In wezen heeft de steun van die eerste liefhebbers me de drive gegeven om tegen de stroom in te blijven roeien.

 

De filosofie was toen en is nu, dat het zaak is de weerstand van de duiven zo hoog mogelijk te houden. Zo kunnen we helpen voorkomen dat de cocktail aan ziekten die op de duiven afkomt door de verdediging heen kan breken.

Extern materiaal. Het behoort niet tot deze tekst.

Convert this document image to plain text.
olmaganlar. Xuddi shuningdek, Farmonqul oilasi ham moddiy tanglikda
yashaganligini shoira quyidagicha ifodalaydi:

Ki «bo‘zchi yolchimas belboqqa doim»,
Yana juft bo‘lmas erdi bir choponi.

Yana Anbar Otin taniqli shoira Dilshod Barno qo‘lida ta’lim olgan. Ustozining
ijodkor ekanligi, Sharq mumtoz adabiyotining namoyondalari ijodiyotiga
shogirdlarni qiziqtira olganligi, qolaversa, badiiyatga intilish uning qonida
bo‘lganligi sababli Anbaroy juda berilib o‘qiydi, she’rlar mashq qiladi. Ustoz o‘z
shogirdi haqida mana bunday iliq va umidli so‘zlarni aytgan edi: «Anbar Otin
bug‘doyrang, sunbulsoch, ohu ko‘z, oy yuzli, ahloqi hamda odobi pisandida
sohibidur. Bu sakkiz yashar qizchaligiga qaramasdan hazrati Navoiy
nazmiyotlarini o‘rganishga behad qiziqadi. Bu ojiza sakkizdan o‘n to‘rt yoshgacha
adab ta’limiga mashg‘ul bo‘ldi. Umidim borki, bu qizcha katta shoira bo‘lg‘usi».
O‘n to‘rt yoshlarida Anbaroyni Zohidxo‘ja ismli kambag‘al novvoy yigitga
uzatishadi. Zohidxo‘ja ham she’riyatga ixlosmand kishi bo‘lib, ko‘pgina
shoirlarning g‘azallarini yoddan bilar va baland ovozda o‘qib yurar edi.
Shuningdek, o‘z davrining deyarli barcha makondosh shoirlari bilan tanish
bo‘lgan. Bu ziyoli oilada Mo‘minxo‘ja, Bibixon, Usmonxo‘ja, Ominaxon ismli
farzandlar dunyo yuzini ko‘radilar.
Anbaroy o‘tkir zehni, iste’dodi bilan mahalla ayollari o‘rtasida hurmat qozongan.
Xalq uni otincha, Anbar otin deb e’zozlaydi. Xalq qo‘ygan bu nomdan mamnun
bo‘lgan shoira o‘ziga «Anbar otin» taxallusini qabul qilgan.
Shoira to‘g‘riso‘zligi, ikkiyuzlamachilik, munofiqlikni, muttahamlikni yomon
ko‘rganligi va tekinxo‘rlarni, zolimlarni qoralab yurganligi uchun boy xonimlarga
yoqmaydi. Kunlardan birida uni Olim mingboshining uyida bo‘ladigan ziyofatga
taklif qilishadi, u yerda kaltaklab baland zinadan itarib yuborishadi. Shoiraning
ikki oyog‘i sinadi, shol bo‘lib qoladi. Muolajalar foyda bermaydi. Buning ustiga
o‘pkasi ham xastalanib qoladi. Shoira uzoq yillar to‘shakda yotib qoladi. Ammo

Want de strijd is een beetje scheef aan het groeien. De problemen van het mospikken werden steeds maar groter en inmiddels was vast te komen staan dat er een combinatie van E. Coli en Adenovirus aan dit fenomeen mede ten grondslag lag. Ik schrijf met nadruk lag. Dat wil niet zeggen dat dit ziektebeeld niet meer bestaat. Maar inmiddels is het vermengd met andere aandoeningen waardoor het niet meer zo simpel is van Adenocoli te spreken. Veel liefhebbers houden vast aan de gedachte dat het nog steeds alleen maar deze aandoening betreffen zou en herhalen antibioticumkuur na antibioticumkuur. Veelal met weinig tot geen resultaat.

Het ziektebeeld is zoals gezegd gecompliceerder geworden in een aantal gevallen. Daardoor is het beter om te spreken van Jonge duiven Syndroom.

Nu weet ik wel dat wetenschappers gruwen van syndromen en de kwaal liever naar de veroorzaker vernoemen. Ik ben echter van mening dat de vlag in een aantal gevallen de lading niet dekt en dat de nadruk van de bijkomende infecties de meeste aandacht opeist dan wel de problemen veroorzaakt.

Eind vorige eeuw werd het Circovirus voor het eerst vastgesteld bij de duiven en het heeft er alle schijn van dat dit virus een belangrijke stempel heeft gehad bij het ontstaan van het Jonge duiven Syndroom.